Others waiting to be accounted for include Patty Vaughan, a mother of three who vanished from a bloodstained van in La Vernia, Texas, on Christmas Day, 1996, and Allison Jackson-Foy, an assistant manager at a Wilmington hotel -- with two kids at home -- last seen leaving a bar in 2006.

Some of Caison's cases are drug addicts, like 28-year-old Crystal Soles, who vanished in 2005 after a night spent smoking crack in Andrews, South Carolina. Many missing-persons groups refuse to get involved with such people. But to Caison, they all deserve attention. "Every one of them,"she notes, "has somebody who wants them back."


Ready to Come Home

The faces of the missing haunt Caison around the clock. To ward off nightmares, she sleeps with the TV on, preferably tuned to Forensic Files. Although she's passionate about her family, she occasionally forgets to pay bills, shop for groceries or buy presents for her children's birthdays ("I tell 'em they got to remind Mama," she says). But the kids -- all grown now -- support her, sometimes accompanying her on investigations or helping out at rallies. So does her husband. "He's the even keel I always needed," Caison says. "We're never in a bad mood at the same time."

"I'm proud of her, man," says Sam. "When she comes home from a search, I'll give her a massage and cook her dinner and see she gets her rest."

And when Caison finds someone, she says, there's no better feeling in the world. Last November, she got a call from a detective in East Texas, with whom she'd worked on another case some years earlier. The two had clashed over turf before. ("I'd said to him, 'One of two things is gonna happen here today: Either you're gonna help me find my missing person, or I'm gonna find him without you.' ") Now Caison's first thought was, Am I in trouble?

But the detective was calling with news of Freddy Locklear, the young man who had disappeared from his sister's Fayetteville home nearly a year earlier. The lawman had stopped at a mom-and-pop restaurant in town and could have sworn that the guy washing dishes -- with his curly black hair and rimless glasses -- was the man Caison had e-mailed him about a few days before. " I about broke my leg running out to phone you," the detective said.
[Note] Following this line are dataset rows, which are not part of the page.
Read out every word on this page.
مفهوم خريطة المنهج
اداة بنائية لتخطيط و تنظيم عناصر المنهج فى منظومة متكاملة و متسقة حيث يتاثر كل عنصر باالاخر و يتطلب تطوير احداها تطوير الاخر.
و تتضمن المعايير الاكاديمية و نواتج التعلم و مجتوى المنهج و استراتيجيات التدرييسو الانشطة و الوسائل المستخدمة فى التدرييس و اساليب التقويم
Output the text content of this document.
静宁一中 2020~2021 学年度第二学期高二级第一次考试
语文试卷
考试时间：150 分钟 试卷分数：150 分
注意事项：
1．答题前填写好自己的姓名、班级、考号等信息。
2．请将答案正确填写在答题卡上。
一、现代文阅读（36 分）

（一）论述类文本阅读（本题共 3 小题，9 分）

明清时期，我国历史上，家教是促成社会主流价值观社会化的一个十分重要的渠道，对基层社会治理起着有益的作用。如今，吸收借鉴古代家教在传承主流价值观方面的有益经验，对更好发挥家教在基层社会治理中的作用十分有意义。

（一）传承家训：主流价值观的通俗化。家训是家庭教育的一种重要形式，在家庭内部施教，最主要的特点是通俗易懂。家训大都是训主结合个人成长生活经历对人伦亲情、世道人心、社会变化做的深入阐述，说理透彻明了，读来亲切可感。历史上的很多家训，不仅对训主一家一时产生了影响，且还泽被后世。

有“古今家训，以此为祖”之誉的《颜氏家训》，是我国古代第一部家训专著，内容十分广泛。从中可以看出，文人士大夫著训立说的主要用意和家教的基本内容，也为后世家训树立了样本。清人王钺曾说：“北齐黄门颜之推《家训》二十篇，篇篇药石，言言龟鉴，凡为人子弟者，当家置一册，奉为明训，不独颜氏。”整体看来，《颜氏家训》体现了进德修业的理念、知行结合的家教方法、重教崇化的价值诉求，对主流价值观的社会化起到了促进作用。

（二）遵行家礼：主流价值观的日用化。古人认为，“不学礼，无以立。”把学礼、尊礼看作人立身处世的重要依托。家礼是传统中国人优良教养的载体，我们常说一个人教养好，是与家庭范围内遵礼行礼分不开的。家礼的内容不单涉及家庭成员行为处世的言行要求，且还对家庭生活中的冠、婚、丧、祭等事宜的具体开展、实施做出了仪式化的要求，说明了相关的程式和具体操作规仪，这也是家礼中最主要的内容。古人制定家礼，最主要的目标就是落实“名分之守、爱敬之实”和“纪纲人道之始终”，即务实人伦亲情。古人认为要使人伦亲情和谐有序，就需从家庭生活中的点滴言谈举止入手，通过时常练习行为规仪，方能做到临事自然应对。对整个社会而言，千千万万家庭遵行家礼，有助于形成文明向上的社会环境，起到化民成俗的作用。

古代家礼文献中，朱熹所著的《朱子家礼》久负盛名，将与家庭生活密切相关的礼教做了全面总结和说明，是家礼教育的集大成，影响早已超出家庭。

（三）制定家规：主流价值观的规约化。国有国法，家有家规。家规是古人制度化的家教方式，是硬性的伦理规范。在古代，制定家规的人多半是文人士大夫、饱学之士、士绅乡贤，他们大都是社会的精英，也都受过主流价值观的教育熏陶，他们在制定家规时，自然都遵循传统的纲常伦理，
When Caison called Freddy's sister at work with the news, Fawn let out a yelp so loud that her office mates burst into cheers. Stepping outside, she had a good cry, then phoned the restaurant and asked for her brother. Freddy couldn't explain exactly how he'd gotten to Texas, but the folks who owned the place had given him free room and board, and treated him like a member of their family. Now he missed his own family. "I was hoping you'd find me," he said. "I'm ready to come home."

That's the kind of thing that keeps Caison searching. "I may not be in church on Sunday," she says, "but I'm not at home gossiping on the phone. I'm out in the woods -- looking for somebody."